The solution utilizes a recursive function dp(l, r, k) with memoization:

  • l: The position of firstPlayer from the front of the line in the current round.
  • r: The position of secondPlayer from the end of the line in the current round.
  • k: The total number of players in the current round.

The base cases are:

  • If l == r, the players are in the same position, implying they compete in the current round (round 1).
  • If l > r, we simply swap l and r since the order doesn't matter.

The recursive step considers all possible outcomes of the previous round. We iterate through possible positions (i, j) where i represents the position of firstPlayer and j represents the position of secondPlayer in the previous round. The constraints l + r - k // 2 <= i + j <= (k + 1) // 2 ensure that the positions i and j are valid given the number of players k in the previous round.

For each valid pair (i, j), we recursively call dp(i, j, (k + 1) // 2) to get the earliest and latest round numbers from the previous round. We then update the minimum earliest and maximum latest round numbers accordingly, adding 1 to account for the current round.

The initial call to dp is made with firstPlayer, n - secondPlayer + 1 (the position of secondPlayer from the end), and n (the total number of players).

Time and Space Complexity Analysis

  • Time Complexity: The time complexity is difficult to express precisely because of the recursive nature and memoization. However, the memoization significantly reduces redundant calculations. In the worst case, without memoization, it would be exponential. With memoization, the time complexity is approximately O(n^3), where n is the number of players, due to the three nested loops in the recursive step (although the number of recursive calls is greatly reduced due to the memoization).

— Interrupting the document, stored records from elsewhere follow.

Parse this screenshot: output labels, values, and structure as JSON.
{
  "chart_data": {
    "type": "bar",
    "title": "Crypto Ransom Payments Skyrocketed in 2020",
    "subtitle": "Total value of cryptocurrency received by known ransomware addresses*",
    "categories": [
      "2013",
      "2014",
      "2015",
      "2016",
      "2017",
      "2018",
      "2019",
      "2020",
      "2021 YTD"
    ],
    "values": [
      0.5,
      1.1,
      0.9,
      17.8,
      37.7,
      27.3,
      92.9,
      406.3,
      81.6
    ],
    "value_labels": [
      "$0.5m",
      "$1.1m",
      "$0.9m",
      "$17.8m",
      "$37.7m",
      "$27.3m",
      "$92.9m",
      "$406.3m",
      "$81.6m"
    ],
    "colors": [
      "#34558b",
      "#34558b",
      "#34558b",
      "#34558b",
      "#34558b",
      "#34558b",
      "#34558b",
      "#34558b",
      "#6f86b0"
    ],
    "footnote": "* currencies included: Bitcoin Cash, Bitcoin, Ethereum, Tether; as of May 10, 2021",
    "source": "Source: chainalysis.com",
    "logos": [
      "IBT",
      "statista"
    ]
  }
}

  • Space Complexity: The space complexity is dominated by the memoization table. The size of the memoization table is proportional to the number of possible states, which is roughly O(n^3). Additionally, the recursion depth can be at most O(log n), leading to an additional space usage for the call stack. Therefore, the overall space complexity is O(n^3).

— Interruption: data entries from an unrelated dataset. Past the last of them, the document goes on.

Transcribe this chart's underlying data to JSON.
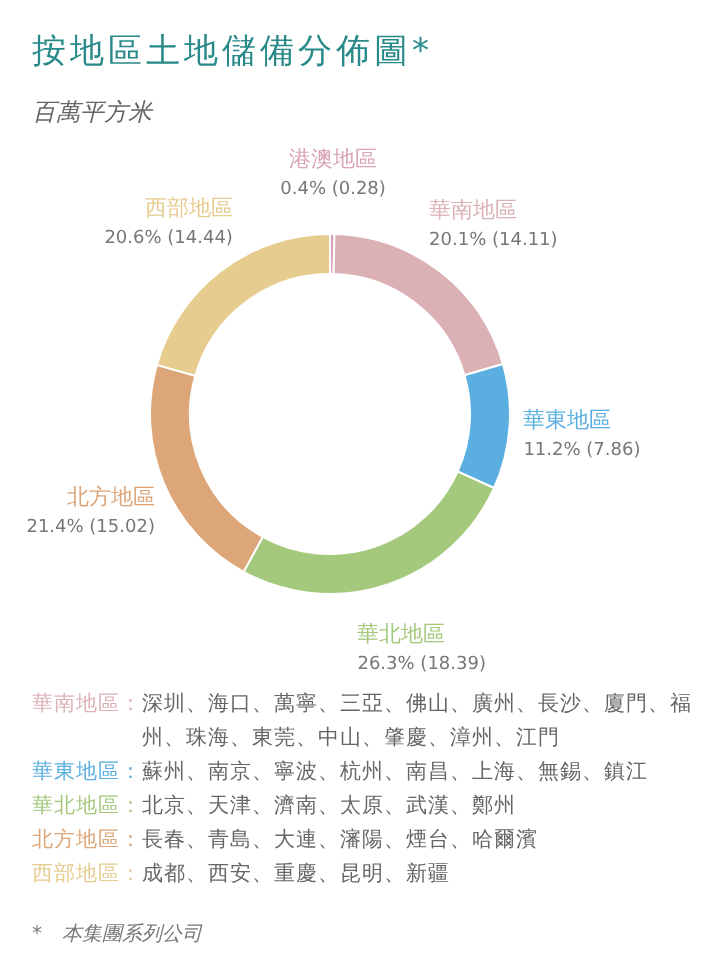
{
  "chart_data": {
    "type": "donut",
    "title": "按地區土地儲備分佈圖*",
    "subtitle": "百萬平方米",
    "categories": [
      "港澳地區",
      "華南地區",
      "華東地區",
      "華北地區",
      "北方地區",
      "西部地區"
    ],
    "values": [
      0.28,
      14.11,
      7.86,
      18.39,
      15.02,
      14.44
    ],
    "value_labels": [
      "0.4% (0.28)",
      "20.1% (14.11)",
      "11.2% (7.86)",
      "26.3% (18.39)",
      "21.4% (15.02)",
      "20.6% (14.44)"
    ],
    "colors": [
      "#d9a3b3",
      "#dbb1b5",
      "#5aafe0",
      "#a4c97d",
      "#dca678",
      "#e6cc8e"
    ],
    "annotations": [
      "華南地區：深圳、海口、萬寧、三亞、佛山、廣州、長沙、廈門、福州、珠海、東莞、中山、肇慶、漳州、江門",
      "華東地區：蘇州、南京、寧波、杭州、南昌、上海、無錫、鎮江",
      "華北地區：北京、天津、濟南、太原、武漢、鄭州",
      "北方地區：長春、青島、大連、瀋陽、煙台、哈爾濱",
      "西部地區：成都、西安、重慶、昆明、新疆",
      "*　本集團系列公司"
    ]
  }
}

Python Code (with explanations)

import functools
import math
 
class Solution:
    def earliestAndLatest(self, n, firstPlayer, secondPlayer):
        @functools.lru_cache(None)  # Memoization decorator
        def dp(l, r, k):
            if l == r:
                return [1, 1]  # Base case: players compete in round 1
            if l > r:
                return dp(r, l, k)  # Swap l and r if necessary
 
            a = math.inf  # Initialize earliest round to infinity
            b = -math.inf  # Initialize latest round to negative infinity
 
            for i in range(1, l + 1):  # Iterate through possible previous positions for firstPlayer
                for j in range(l - i + 1, r - i + 1):  # Iterate through possible previous positions for secondPlayer
                    if not (l + r - k // 2 <= i + j <= (k + 1) // 2):
                        continue  #Skip invalid combinations
                    x, y = dp(i, j, (k + 1) // 2)  # Recursive call for previous round
                    a = min(a, x + 1)  # Update earliest round
                    b = max(b, y + 1)  # Update latest round
 
            return [a, b]
 
        return dp(firstPlayer, n - secondPlayer + 1, n)  # Initial call

The Python code directly implements the described dynamic programming approach with memoization using functools.lru_cache. The comments within the code further clarify each step. Other languages (like Java or C++) can implement this approach similarly, using their respective memoization techniques (e.g., HashMaps in Java).